Public First was, the court found, “trusted and known to be capable of undertaking the required services speedily and effectively.” The judge also found that there was “nothing unlawful in the involvement” of Cummings, then-Boris Johnson’s most senior aide and a former colleague of Wolf, in the contract process.

Jo Maugham, director of the Good Law Project, said the legal campaign group would be taking the case to the Supreme Court.

He said in a statement: “We haven’t lost a case in court since 2019. But you don’t win everything forever — especially when you are fighting the most difficult cases in the most difficult terrain.”

“That having been said, we do think the Court of Appeal has got it wrong.

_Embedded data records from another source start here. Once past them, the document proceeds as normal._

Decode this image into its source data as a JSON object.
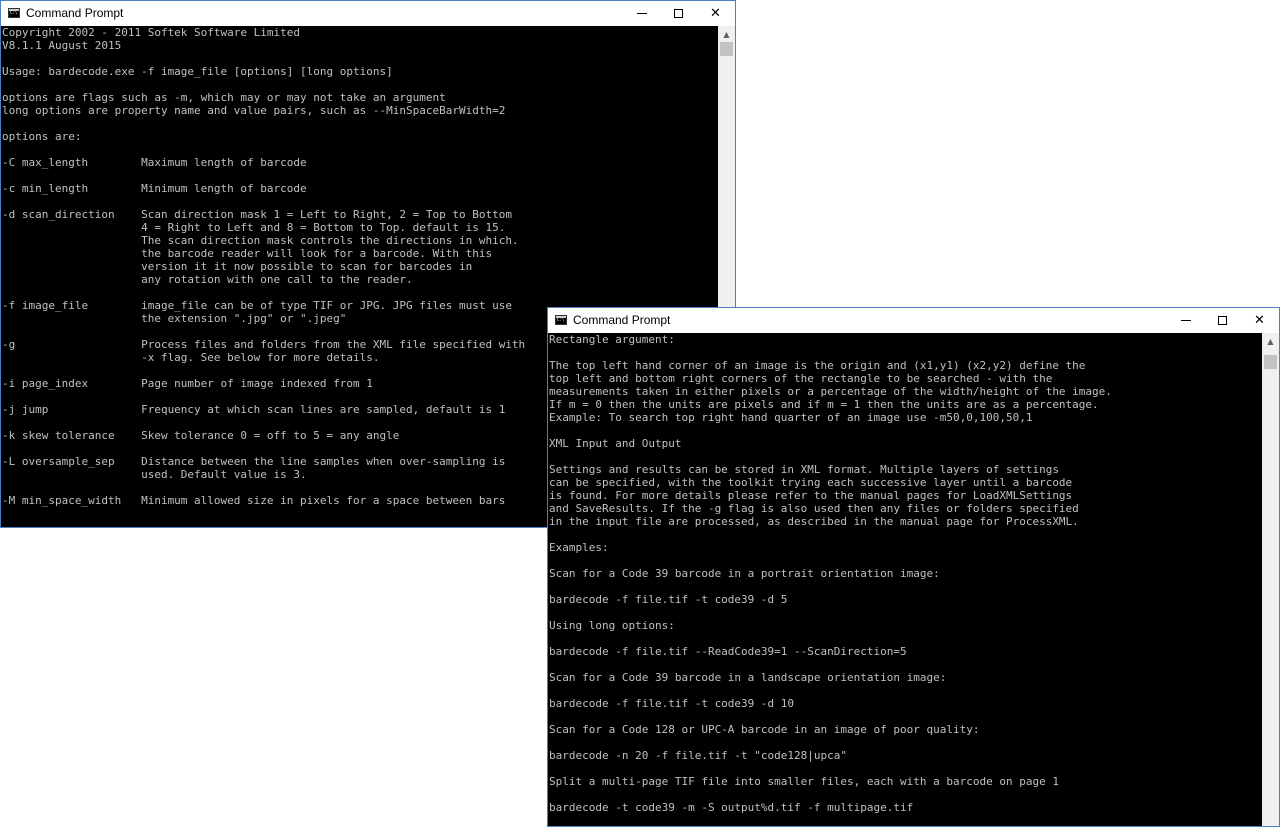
{
  "windows": [
    {
      "title": "Command Prompt",
      "lines": [
        "Copyright 2002 - 2011 Softek Software Limited",
        "V8.1.1 August 2015",
        "",
        "Usage: bardecode.exe -f image_file [options] [long options]",
        "",
        "options are flags such as -m, which may or may not take an argument",
        "long options are property name and value pairs, such as --MinSpaceBarWidth=2",
        "",
        "options are:",
        "",
        "-C max_length        Maximum length of barcode",
        "",
        "-c min_length        Minimum length of barcode",
        "",
        "-d scan_direction    Scan direction mask 1 = Left to Right, 2 = Top to Bottom",
        "                     4 = Right to Left and 8 = Bottom to Top. default is 15.",
        "                     The scan direction mask controls the directions in which.",
        "                     the barcode reader will look for a barcode. With this",
        "                     version it it now possible to scan for barcodes in",
        "                     any rotation with one call to the reader.",
        "",
        "-f image_file        image_file can be of type TIF or JPG. JPG files must use",
        "                     the extension \".jpg\" or \".jpeg\"",
        "",
        "-g                   Process files and folders from the XML file specified with",
        "                     -x flag. See below for more details.",
        "",
        "-i page_index        Page number of image indexed from 1",
        "",
        "-j jump              Frequency at which scan lines are sampled, default is 1",
        "",
        "-k skew tolerance    Skew tolerance 0 = off to 5 = any angle",
        "",
        "-L oversample_sep    Distance between the line samples when over-sampling is",
        "                     used. Default value is 3.",
        "",
        "-M min_space_width   Minimum allowed size in pixels for a space between bars"
      ]
    },
    {
      "title": "Command Prompt",
      "lines": [
        "Rectangle argument:",
        "",
        "The top left hand corner of an image is the origin and (x1,y1) (x2,y2) define the",
        "top left and bottom right corners of the rectangle to be searched - with the",
        "measurements taken in either pixels or a percentage of the width/height of the image.",
        "If m = 0 then the units are pixels and if m = 1 then the units are as a percentage.",
        "Example: To search top right hand quarter of an image use -m50,0,100,50,1",
        "",
        "XML Input and Output",
        "",
        "Settings and results can be stored in XML format. Multiple layers of settings",
        "can be specified, with the toolkit trying each successive layer until a barcode",
        "is found. For more details please refer to the manual pages for LoadXMLSettings",
        "and SaveResults. If the -g flag is also used then any files or folders specified",
        "in the input file are processed, as described in the manual page for ProcessXML.",
        "",
        "Examples:",
        "",
        "Scan for a Code 39 barcode in a portrait orientation image:",
        "",
        "bardecode -f file.tif -t code39 -d 5",
        "",
        "Using long options:",
        "",
        "bardecode -f file.tif --ReadCode39=1 --ScanDirection=5",
        "",
        "Scan for a Code 39 barcode in a landscape orientation image:",
        "",
        "bardecode -f file.tif -t code39 -d 10",
        "",
        "Scan for a Code 128 or UPC-A barcode in an image of poor quality:",
        "",
        "bardecode -n 20 -f file.tif -t \"code128|upca\"",
        "",
        "Split a multi-page TIF file into smaller files, each with a barcode on page 1",
        "",
        "bardecode -t code39 -m -S output%d.tif -f multipage.tif",
        ""
      ]
    }
  ]
}
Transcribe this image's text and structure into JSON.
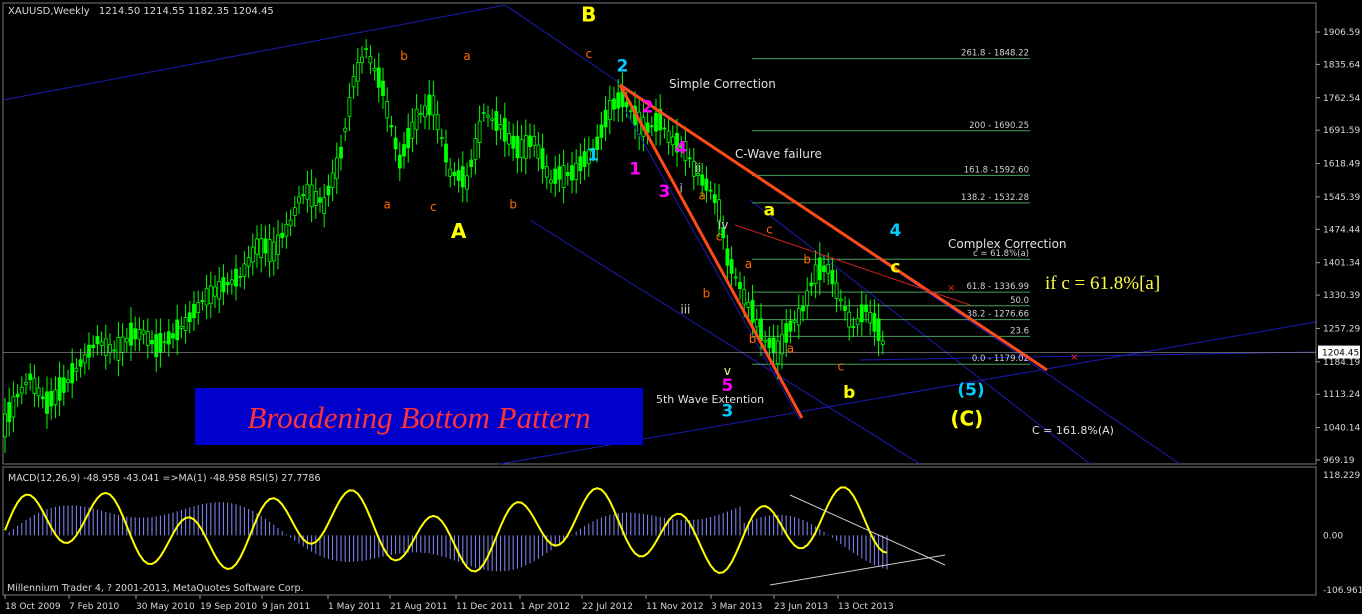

We think it is very important that the public purse be protected from decisions that favour the friends of those holding the strings. We’ll be asking the Supreme Court to hear our case.”

Tweeting in response to the finding, Cummings hailed a “total vindication for my decisions on moving super speedy on procurement to save lives.”

James Frayne, founding partner of Public First, said his agency’s team had “worked unbelievably hard for 7 days a week – from early morning till late at night — during the height of the pandemic, helping refine messages that prevented many casualties.”

“Today’s judgement rightly pays tribute to the team’s efforts and they should be proud of their work,” he added.